The groups Support, Inc. as developed have turned out to be very successful. For instacnce, one PRS was stranded in another state for a few weeks. Thanks to Zoom, she was able to access our online programs.. Another client was traveling and reported feeling as if she stayed connected even when they were out of state. All PRS were welcome to join our groups and they enjoyed the positive benefit of staying in touch.
We received mixed reactions as PRS learned to adapt to our new reality. Some individuals still wanted services in person while others chose to interact online. Clinicians and Day Service staff related to PRS fears of catching the virus and wanting to stay as safe as possible. Luckily we can share that (spoiler alert!) in the last 14 months, there’s never been a single outbreak in our Day Program or any satellite locations at Support, Inc. Still, so much was unknown at this time, and safety remained a top priority.
In the first quarter of the pandemic, we ramped up our training program for DSPs. Support, Inc. as an agency decided early on to stay open and to not lay anyone off. Shelby drafted a training program online for new DSPs and this implemented almost as quickly as it was developed.
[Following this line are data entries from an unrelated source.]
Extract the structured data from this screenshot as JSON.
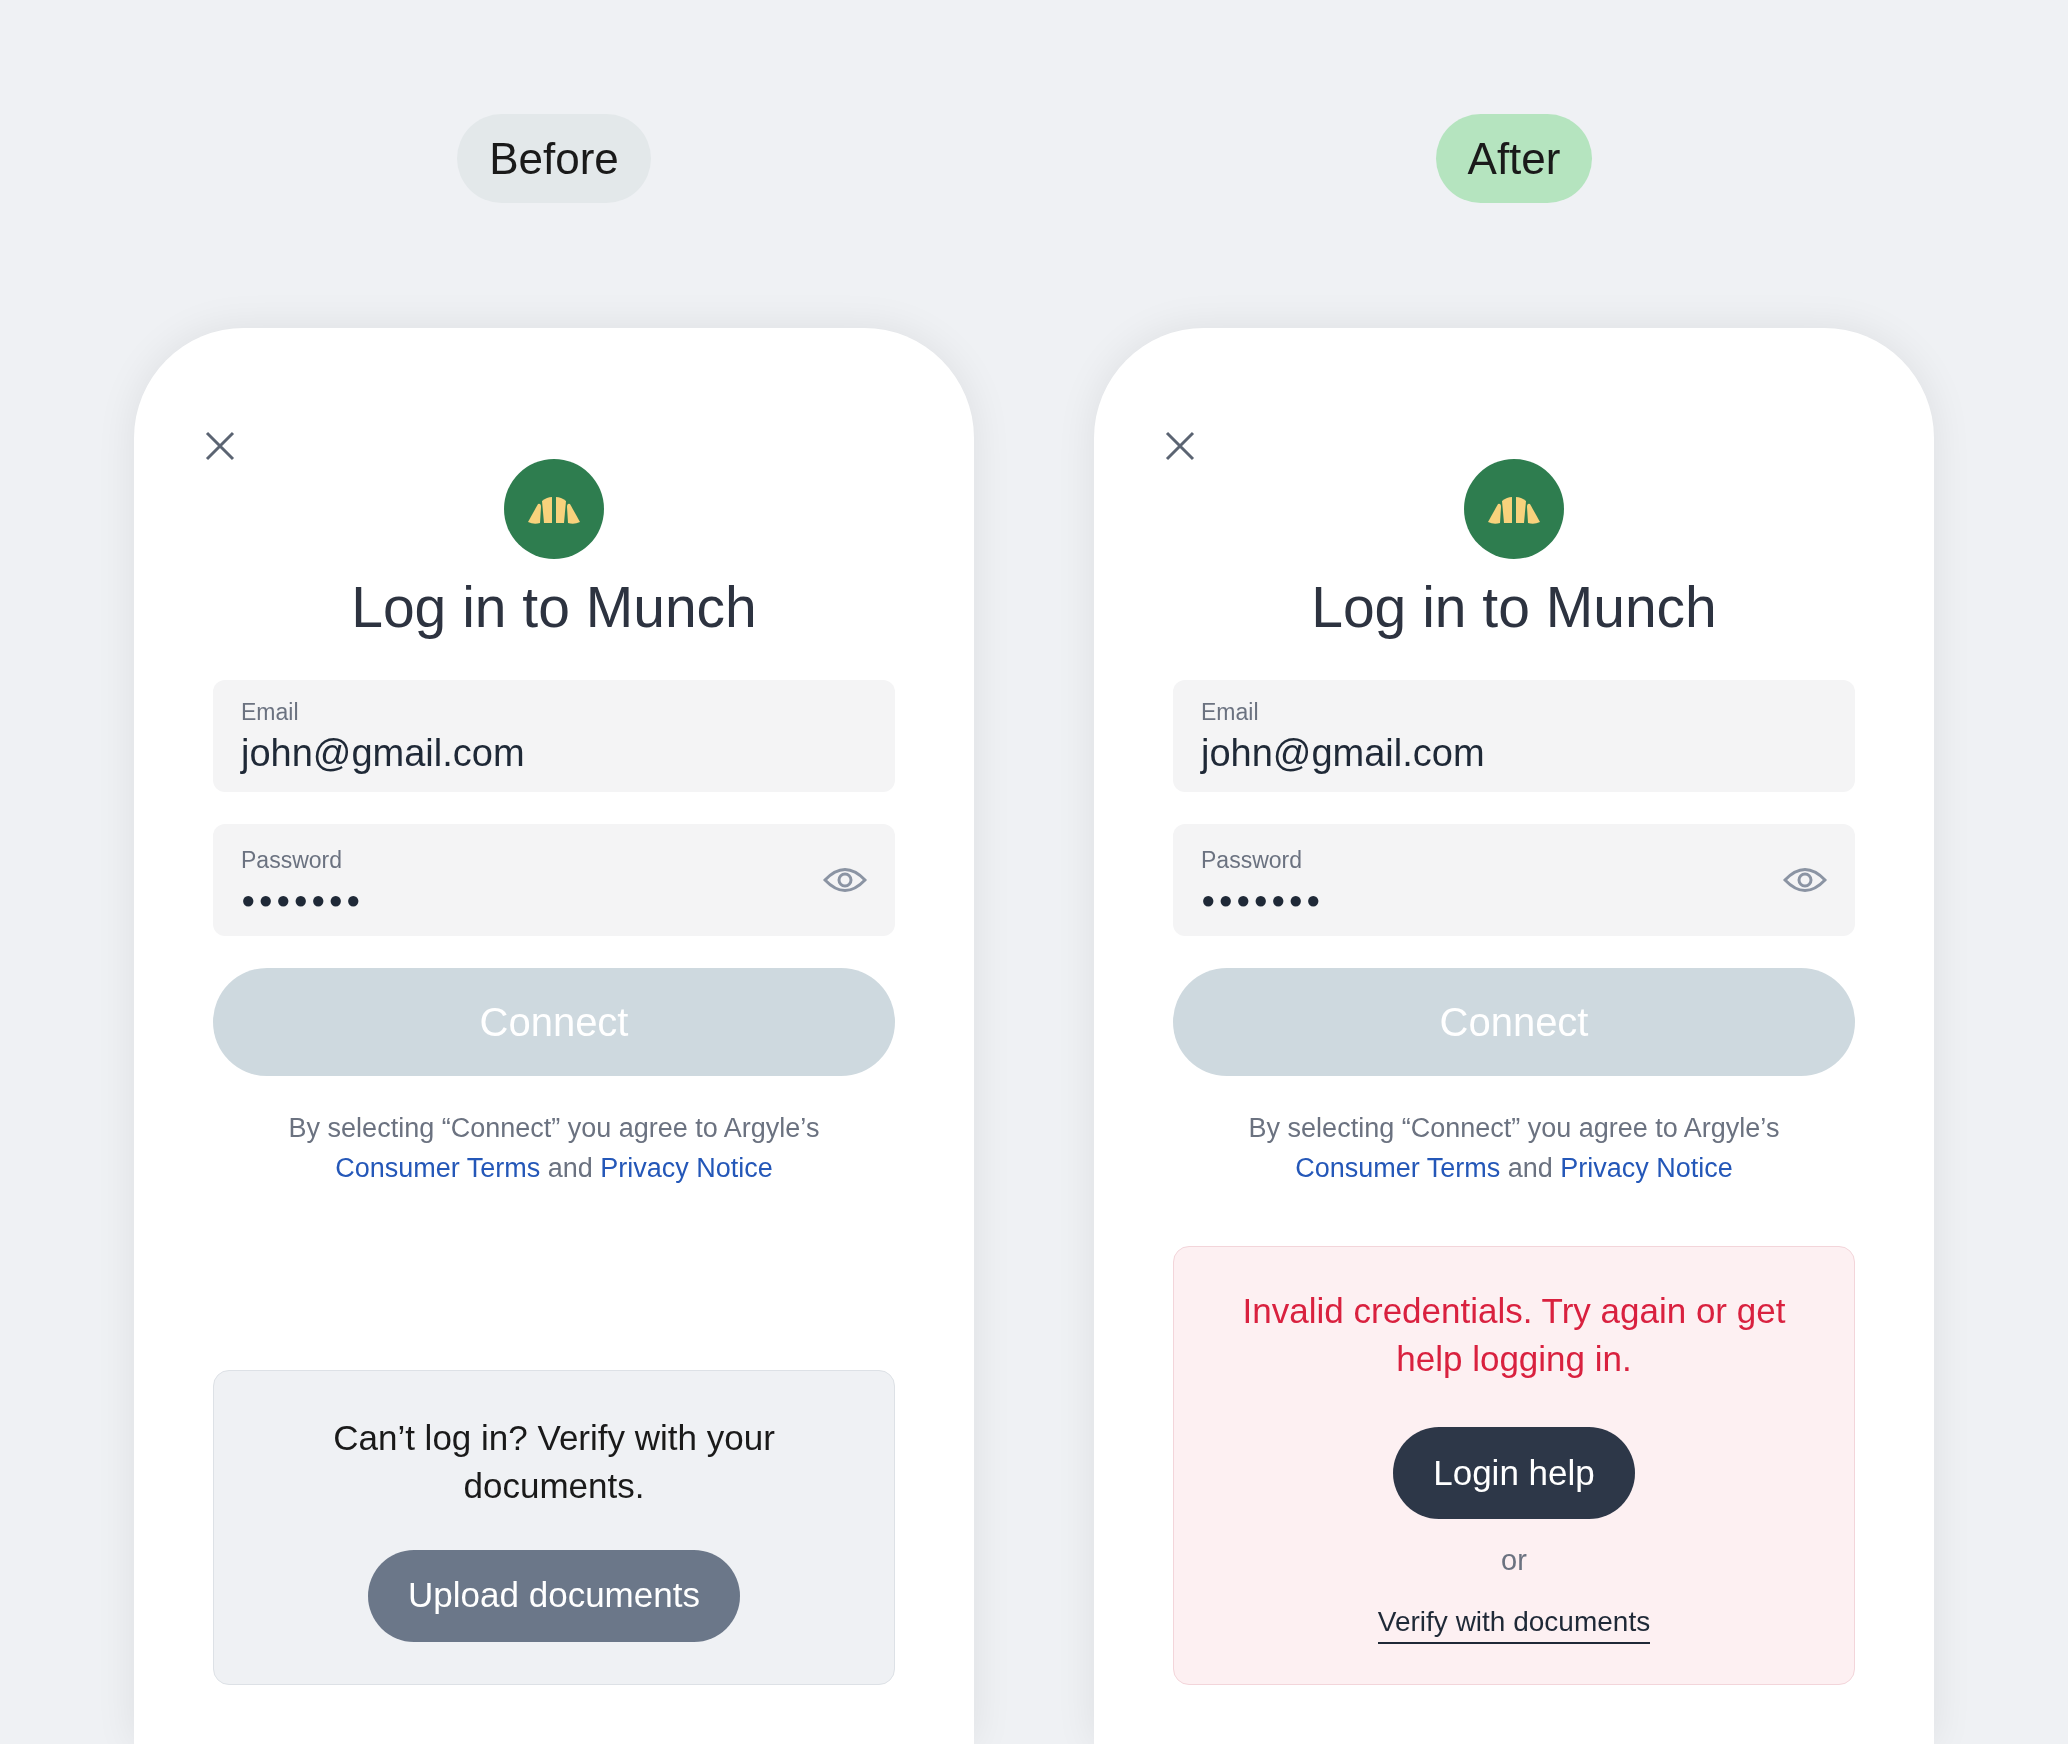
{
  "panels": [
    {
      "badge": {
        "label": "Before",
        "color": "#e3e8ea"
      },
      "title": "Log in to Munch",
      "fields": [
        {
          "kind": "text",
          "label": "Email",
          "value": "john@gmail.com"
        },
        {
          "kind": "password",
          "label": "Password",
          "value": "●●●●●●●"
        }
      ],
      "connect": {
        "label": "Connect",
        "disabled": true
      },
      "terms": {
        "text": "By selecting “Connect” you agree to Argyle’s",
        "link_1": "Consumer Terms",
        "joiner": "and",
        "link_2": "Privacy Notice"
      },
      "footer": {
        "kind": "verify",
        "message": "Can’t log in? Verify with your documents.",
        "button": "Upload documents"
      }
    },
    {
      "badge": {
        "label": "After",
        "color": "#b5e4bf"
      },
      "title": "Log in to Munch",
      "fields": [
        {
          "kind": "text",
          "label": "Email",
          "value": "john@gmail.com"
        },
        {
          "kind": "password",
          "label": "Password",
          "value": "●●●●●●●"
        }
      ],
      "connect": {
        "label": "Connect",
        "disabled": true
      },
      "terms": {
        "text": "By selecting “Connect” you agree to Argyle’s",
        "link_1": "Consumer Terms",
        "joiner": "and",
        "link_2": "Privacy Notice"
      },
      "footer": {
        "kind": "error",
        "message": "Invalid credentials. Try again or get help logging in.",
        "button": "Login help",
        "separator": "or",
        "link": "Verify with documents"
      }
    }
  ]
}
For any trainings required in-person, we reduced these class sizes from 20 to 3. We also trained on the psychological effects of the pandemic and how to embody a DSP during the pandemic. We sensed the hesitancy of applicants to join Support, Inc. in such a tumultuous and unprecedented time. Supervisors and managers of Day Services learned how to support new employees by being transparent about their efforts to keep everyone safe. From gathering PPE and social distancing to teaching our PRS basic hygiene skills, we offered multiple ways to stay safe despite the circumstances.
Additional measures such as hand-outs for in-person visits proved to be useful, too. Our Associate Director of Quality Assurance developed a new form called What to Expect from a DSP Visit for clients, providers and FCGs. This document set the groundwork for expectations and boundaries. We also used a screening tool “Questions to ask before you go into a home”. Clinicians reported feeling like the company as a whole supported them with these materials. Screening cards were implemented and a supervisor created a Formstack screening tool for DSPs to use on their phones. If all symptoms were no, you’re good. If someone answered yes to one or more symptoms, the results were sent to the supervisor to be researched further.
One final cultural change we worked on was encouraging people to stay home when they didn’t feel well. An extra bank of sick time was created to support our staff, so if they went to get tested, we would pay them for this. We would mitigate the financial strain of having to take time off. From our Day Services staff to Clinical Team and beyond, everyone internally has stepped up to ask “What can I do to help operate safely”. Support, Inc. as a whole has taken the virus and this pandemic very seriously since Day One. We remain proud to report zero outbreaks at the organization and continue to work as safely and efficiently as possible.